The CatBoost algorithm was most performant, with RMSE score of 28.95. KNN Regressor was the least performant, with RMSE scores between 45 - 46, depending on tuning and cross-validation settings. Random Forest was more performant than KNN with scores around 45. XGBoost with some tuning scored a RMSE around 39. The CatBoost performed better than XGBoost.
Based on the initial analysis using unsupervised learning, both the t-SNE and K Means showed that the clusters were not cleanly separating, even though there was eventual separation in the clusters, the clusters were not as tightly packed. This suggests that the data, even when reduced to two factors does not explain the majority of the variation in the data. The pre-processed dataset that was used for unsupervised learning already had feature reduction techniques applied, but due to the distribution of clusters from both analyses, I further processed the data and dropped additional fields. I believe the variance is due to the one-hot-encoded categorical variable for 'facility-type'. There were 60 facility types listed, making for a large number of features added once it was one-hot-encoded. Furthermore, there were additional categorical fields that were also one-hot-encoded, but their features were not as numerous.
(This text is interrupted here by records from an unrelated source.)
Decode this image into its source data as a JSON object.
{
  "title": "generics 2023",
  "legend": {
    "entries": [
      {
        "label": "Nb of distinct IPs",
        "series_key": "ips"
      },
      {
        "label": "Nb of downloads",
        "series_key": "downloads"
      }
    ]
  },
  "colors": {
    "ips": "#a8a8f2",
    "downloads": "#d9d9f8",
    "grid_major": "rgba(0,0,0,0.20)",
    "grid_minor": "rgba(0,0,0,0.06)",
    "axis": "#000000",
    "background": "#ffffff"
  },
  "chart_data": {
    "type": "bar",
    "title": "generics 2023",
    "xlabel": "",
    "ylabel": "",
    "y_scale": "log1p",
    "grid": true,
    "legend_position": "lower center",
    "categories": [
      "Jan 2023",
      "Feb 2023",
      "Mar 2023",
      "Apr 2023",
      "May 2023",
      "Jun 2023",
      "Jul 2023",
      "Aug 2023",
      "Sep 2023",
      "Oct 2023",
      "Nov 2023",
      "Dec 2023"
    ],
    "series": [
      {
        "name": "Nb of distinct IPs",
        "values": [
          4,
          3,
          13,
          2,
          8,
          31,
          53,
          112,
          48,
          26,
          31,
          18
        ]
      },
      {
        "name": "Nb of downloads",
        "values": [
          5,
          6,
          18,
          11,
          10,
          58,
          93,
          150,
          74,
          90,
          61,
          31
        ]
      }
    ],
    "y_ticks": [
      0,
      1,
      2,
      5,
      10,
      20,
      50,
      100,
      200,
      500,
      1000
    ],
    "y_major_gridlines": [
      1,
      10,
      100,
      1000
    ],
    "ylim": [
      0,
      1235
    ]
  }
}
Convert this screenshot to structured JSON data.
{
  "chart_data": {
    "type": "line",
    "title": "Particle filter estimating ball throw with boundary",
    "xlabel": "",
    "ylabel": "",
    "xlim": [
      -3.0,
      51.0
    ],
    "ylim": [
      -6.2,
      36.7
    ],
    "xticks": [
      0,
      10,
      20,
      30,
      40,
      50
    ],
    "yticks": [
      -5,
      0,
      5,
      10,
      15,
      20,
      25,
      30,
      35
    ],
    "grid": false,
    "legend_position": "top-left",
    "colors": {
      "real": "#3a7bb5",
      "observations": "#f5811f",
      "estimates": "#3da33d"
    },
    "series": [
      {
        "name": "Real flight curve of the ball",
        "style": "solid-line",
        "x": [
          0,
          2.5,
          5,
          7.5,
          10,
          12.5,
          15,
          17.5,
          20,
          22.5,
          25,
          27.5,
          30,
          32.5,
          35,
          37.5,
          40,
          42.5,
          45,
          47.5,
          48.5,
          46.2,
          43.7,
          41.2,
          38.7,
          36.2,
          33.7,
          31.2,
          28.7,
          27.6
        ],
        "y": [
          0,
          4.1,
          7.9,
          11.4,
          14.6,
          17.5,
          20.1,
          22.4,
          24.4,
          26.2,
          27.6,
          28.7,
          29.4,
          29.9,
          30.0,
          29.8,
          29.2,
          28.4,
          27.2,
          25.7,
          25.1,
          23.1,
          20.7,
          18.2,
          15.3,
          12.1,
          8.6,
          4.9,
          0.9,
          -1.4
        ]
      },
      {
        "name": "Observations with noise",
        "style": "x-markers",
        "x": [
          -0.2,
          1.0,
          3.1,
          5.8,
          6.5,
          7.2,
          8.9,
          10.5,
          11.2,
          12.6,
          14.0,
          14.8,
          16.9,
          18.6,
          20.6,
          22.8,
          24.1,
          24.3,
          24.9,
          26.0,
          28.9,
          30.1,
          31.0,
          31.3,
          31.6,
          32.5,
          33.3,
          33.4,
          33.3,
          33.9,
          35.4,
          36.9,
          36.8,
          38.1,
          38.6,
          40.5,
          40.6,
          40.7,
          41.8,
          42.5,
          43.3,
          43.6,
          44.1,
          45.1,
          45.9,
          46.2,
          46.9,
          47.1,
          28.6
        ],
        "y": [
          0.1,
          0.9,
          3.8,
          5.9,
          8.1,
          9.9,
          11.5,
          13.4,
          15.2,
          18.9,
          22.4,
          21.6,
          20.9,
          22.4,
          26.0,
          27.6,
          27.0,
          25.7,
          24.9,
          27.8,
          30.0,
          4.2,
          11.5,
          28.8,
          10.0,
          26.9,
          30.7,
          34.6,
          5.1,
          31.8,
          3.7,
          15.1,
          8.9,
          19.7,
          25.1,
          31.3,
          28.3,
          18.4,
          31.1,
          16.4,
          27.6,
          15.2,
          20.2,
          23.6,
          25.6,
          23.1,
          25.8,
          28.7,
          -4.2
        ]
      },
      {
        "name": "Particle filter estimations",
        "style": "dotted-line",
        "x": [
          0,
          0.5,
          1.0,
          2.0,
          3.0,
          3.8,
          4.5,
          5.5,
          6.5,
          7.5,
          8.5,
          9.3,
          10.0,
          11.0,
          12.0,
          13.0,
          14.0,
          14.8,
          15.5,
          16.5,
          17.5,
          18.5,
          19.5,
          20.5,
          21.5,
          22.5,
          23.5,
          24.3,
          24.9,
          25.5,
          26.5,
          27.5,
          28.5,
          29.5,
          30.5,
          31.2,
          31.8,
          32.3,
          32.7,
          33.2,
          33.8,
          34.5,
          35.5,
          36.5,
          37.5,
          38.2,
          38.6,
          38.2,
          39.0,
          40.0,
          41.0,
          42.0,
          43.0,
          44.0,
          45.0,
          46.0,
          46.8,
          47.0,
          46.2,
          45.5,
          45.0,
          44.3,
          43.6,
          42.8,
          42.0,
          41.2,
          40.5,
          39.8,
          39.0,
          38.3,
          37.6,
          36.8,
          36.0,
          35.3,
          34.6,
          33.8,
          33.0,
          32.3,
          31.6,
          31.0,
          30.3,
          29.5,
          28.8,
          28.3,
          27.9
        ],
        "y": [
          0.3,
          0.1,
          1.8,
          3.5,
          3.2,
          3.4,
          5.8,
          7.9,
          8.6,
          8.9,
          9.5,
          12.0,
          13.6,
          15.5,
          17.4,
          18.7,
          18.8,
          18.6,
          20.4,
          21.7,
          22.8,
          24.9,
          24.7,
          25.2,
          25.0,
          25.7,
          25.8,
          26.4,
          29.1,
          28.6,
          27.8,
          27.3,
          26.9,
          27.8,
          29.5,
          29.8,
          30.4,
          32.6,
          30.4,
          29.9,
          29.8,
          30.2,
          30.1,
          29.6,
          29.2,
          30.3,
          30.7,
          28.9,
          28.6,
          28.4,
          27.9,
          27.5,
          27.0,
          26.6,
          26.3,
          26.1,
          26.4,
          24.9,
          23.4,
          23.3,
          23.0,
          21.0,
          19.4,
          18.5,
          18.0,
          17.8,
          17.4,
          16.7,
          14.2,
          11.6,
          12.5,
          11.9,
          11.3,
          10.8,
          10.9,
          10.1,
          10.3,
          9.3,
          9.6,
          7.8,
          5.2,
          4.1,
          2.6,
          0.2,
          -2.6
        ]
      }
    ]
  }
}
Therefore, the initial pre-processed dataset (called train) was analyzed using the various techniques mentioned, but a second dataset was also used that had more features dropped (called energy_df), as a comparison and also as a means to reduce error (lower RMSE) in the model and make better predictions.
Over and under-fitting of the models was analyzed in each model run, and overall, the KNN and Random Forest had less variation between train and test than the XGBoost. Although XGBoost was more performant, the model overfit the data by a substantial amount. As a result, I decided that CatBoost might be helpful. Since the large number of encoded categorical variables nearly doubled the variable count, I thought that CatBoost could handle the categorical variables better (they don't need to be encoded to go into the model). Indeed, CatBoost was more performant, I achieved an RMSE of 28.95 but it came at a cost of over-fitting (train was more performant than test).
In conclusion, the original dataset from WiDS, by itself, does not have enough explanatory power and results in models with higher error or overfitted models. Even with pre-processing, the data still create a model with what I consider mediocre predictive power. However, on the leaderboard for the competition the best performing teams, which are professional data scientists from international universities scored an RMSE around 18. I have reviewed the documentation from previous WiDS competitions and it seems that the competitors usually create many new variables from a combined set of variables from the data. I'm unclear of what the best approach is when combining variables, but I did attempt to do so when I created temperatures from the median for the monthly reported min, max and averages, then summed these values. This was one of several feature reduction techniques, which also helped in the reduction of colinearity, and creating new information. I've seen models where they will combine categorical data with numeric, but I'm not clear on the technique they use to make the best judgements about these combinations. However, I see that they test many of the new variables and drop any that do not provide additional gains for the model. These will be next steps for this analysis and for other datathons/competitions for me in the future. I am also looking forward to the final results of the competition to see how others carried out this specific analysis and to learn from their methodology.